Aid trickles in to Afghan quake zone, toll at 1,000 dead
GAYAN, Afghanistan: Aid began arriving on Thursday in a remote part of Afghanistan where an earthquake killed 1,000 people but poor communications and a lack of proper roads are hampering relief efforts in a country already grappling with a humanitarian crisis.
The magnitude 6.1 earthquake struck early on Wednesday about 160 km, (100 miles) southeast of Kabul, in arid mountains dotted with small settlements near the border with Pakistan.
"We can't reach the area, the networks are too weak, we trying to get updates," Mohammad Ismail Muawiyah, a spokesman for the top Taliban military commander in hardest-hit Paktika province, told Reuters, referring to telephone networks.

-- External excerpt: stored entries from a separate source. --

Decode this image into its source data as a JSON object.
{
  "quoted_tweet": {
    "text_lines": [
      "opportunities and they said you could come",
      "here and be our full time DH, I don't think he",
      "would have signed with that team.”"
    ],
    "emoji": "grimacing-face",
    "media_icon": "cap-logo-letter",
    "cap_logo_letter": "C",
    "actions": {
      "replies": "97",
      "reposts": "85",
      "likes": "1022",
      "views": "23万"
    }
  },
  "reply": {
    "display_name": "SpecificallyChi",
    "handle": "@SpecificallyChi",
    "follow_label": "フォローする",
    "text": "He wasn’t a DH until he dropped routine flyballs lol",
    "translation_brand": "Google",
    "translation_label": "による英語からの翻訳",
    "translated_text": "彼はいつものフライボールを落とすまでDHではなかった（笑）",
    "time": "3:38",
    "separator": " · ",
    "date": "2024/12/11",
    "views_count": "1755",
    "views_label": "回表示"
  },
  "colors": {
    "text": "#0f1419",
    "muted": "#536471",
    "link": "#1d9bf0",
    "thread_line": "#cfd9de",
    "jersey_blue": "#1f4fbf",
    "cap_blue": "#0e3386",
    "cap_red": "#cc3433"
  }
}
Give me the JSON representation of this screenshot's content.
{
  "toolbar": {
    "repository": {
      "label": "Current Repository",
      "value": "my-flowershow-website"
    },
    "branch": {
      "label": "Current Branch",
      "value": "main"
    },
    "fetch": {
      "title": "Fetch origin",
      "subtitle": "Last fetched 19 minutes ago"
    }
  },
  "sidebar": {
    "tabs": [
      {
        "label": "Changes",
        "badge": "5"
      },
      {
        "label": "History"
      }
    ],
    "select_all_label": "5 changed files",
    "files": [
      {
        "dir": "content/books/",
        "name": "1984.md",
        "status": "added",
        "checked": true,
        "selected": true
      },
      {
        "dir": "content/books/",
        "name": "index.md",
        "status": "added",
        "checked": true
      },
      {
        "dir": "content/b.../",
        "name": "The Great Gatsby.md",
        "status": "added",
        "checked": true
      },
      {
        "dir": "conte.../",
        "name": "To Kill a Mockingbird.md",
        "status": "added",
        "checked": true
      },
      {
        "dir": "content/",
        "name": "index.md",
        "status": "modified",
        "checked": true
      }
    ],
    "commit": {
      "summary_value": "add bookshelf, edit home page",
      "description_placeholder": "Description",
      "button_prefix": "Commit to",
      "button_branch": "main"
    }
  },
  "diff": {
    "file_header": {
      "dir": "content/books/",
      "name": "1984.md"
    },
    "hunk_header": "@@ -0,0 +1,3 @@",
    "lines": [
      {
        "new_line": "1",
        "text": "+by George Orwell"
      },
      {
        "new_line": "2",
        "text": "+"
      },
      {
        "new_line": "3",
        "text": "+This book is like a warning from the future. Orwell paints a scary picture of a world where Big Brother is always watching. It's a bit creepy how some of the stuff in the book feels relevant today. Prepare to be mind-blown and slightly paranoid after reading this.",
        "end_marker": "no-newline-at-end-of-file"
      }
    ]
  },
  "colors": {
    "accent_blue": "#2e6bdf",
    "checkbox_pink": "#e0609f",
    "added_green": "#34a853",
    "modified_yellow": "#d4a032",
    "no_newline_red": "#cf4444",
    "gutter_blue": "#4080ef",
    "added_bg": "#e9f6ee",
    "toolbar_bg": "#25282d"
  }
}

The earthquake killed 1,000 people and injured 1,500, he said. More than 3,000 houses were destroyed.
The toll makes its Afghanistan's deadliest earthquake in two decades, according to U.S. government data. About 1,000 people had been rescued from various affected areas by Thursday morning, Sharafat Zaman, a spokesperson for the health ministry told Reuters.
"Aid has arrived to the area and it is continuing but more is needed," he said.
The town of Gayan, close to the epicentre, sustained significant damage with most of its mud-walled buildings damaged or completely collapsed, a Reuters team said.
The town, with only the most basic roads, was bustling with Taliban soldiers and ambulances as a helicopter bringing in relief supplies landed nearby, whipping up huge swirls of dust. About 300 people sat on the ground waiting for supplies.
The rescue operation will be a major test for the hard-line Islamist Taliban, who took over last August as U.S.-led international forces withdrew after two decades of war.